Emmanuel Macron, candidat à la présidence de la République, a déclaré lors de sa visite en Algérie que « la colonisation a été un crime contre l’Humanité ».
Ses propos ont suscité une vive émotion, allant des louanges les plus béates à la caricature la plus outrancière. Pourtant, beaucoup des commentateurs qui ont pris position sur cette question sont passés à côté du problème essentiel qu’elle soulève : le risque d’affaiblir et de banaliser la notion juridique de « crime contre l’humanité » qui renvoie, pour reprendre les mots d’André Frossard, au « mépris absolu de l’être qu’on tue pour la seule raison qu’il est venu au monde ».
Le crime contre l’Humanité est défini par la loi et par la jurisprudence. Il résulte de la transposition, dans notre code pénal, des engagements internationaux de la France pris dans l’article 6 du Titre 2 de l’Accord de Londres du 8 août 1945 créant le Tribunal de Nuremberg et dans l’article 7 du Statut de Rome instituant une Cour pénale internationale. Cette notion, qui occupe dans notre droit une place particulière, au sommet de la hiérarchie des crimes avec le génocide, ne doit être invoquée que d’une main tremblante et vouloir l’étendre et la généraliser à tout ce qui est criminel ou barbare reviendrait à la relativiser.
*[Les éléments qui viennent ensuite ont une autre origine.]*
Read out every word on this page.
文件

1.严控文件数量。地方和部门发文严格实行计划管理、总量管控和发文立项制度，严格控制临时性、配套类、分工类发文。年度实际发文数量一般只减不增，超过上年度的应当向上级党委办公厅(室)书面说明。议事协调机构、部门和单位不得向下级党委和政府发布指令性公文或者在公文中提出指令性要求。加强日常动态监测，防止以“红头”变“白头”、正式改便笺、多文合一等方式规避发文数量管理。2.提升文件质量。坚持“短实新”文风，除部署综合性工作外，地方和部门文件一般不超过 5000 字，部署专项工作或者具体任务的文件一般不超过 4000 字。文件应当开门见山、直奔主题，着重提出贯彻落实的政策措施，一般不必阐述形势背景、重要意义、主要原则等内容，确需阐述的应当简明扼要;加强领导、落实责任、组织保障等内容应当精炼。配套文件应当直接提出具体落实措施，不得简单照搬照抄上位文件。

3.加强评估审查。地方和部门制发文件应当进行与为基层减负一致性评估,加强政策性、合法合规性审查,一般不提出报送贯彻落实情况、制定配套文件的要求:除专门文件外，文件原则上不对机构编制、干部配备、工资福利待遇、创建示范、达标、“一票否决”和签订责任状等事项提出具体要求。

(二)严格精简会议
Quand on parle de ces sujets, il faut être précis et s’éloigner, un instant, des passions, du tumulte et des formules qu’on sert aux journalistes pour pouvoir les regarder avec recul et sagesse. Des crimes contre l’humanité ont été commis par les empires coloniaux. La loi française, d’ailleurs, reconnaît en tant que tels la traite négrière et l’esclavage. Pour autant, tous les crimes des puissances coloniales ne relèvent pas de cette qualification. Les actes de torture et de barbarie dont se sont rendus coupables les soldats français lors de la guerre d’Algérie constituent à l’évidence des crimes de guerre, pas des crimes contre l’humanité. Le général Aussaresses a d’ailleurs été condamné pour « apologie de crimes de guerre ».
La déclaration d’Emmanuel Macron vient opportunément flatter des identités blessées. Depuis la fin de la décolonisation, aucun homme d’Etat n’a su regarder en face ce passé colonial « qui ne passe pas ». La République n’a que trop tardé à donner à la Traite Négrière la place qu’elle méritait dans les programmes d’histoire et dans les commémorations nationales. Obtenir ne serait-ce qu’un musée de l’esclavage sur le sol métropolitain a exigé une mobilisation de plusieurs décennies. La République n’a toujours pas su trouver les mots pour soigner les blessures liées à la guerre d’Algérie, fermant les yeux trop longtemps sur la torture, les exactions, le racisme, sur ces Algériens noyés dans la Seine par la police de Papon le 17 octobre 1961 ou encore sur ces pacifistes étouffés à l’entrée du Métro Charonne le 8 février 1962. Tout comme la France, jusqu’à un passé très récent, a manqué d’honorer sa parole à l’égard des Harkis.
Il est évident que le déni dans lequel la France s’est enfermé, son obsession du « bilan globalement positif », ont généré des frustrations, des vexations, des douleurs, des plaies qui n’ont toujours pas cicatrisé. Il ne s’agit pas de sombrer dans une quelconque repentance ou flagellation qui renvoie d’ailleurs à une rhétorique religieuse qui n’a pas sa place ici. Il est urgent de combler cette injustice et de travailler enfin à une oeuvre de réconciliation, faute de quoi le premier aventurier qui passe ne manquera pas de tirer profit de cette colère.
En réduisant tous les crimes de la colonisation à un crime contre l’Humanité, Emmanuel Macron commet un faute juridique et historique. Mais il commet aussi une faute politique : celle d’offrir aux entreprises communautaristes victimaires du carburant pour les dix ans qui viennent. Ceux qui théorisent le « racisme d’Etat » qui serait l’héritage de notre impérialisme, ceux qui font commerce de la concurrence des mémoires, ceux qui aussi viennent expliquer que l’Islam politique serait une réaction identitaire à la domination coloniale doivent aujourd’hui jubiler. De toute cette affaire, l’application du droit en matière de crime contre l’humanité ne sort pas renforcée et la cohésion nationale n’y aura absolument rien gagné.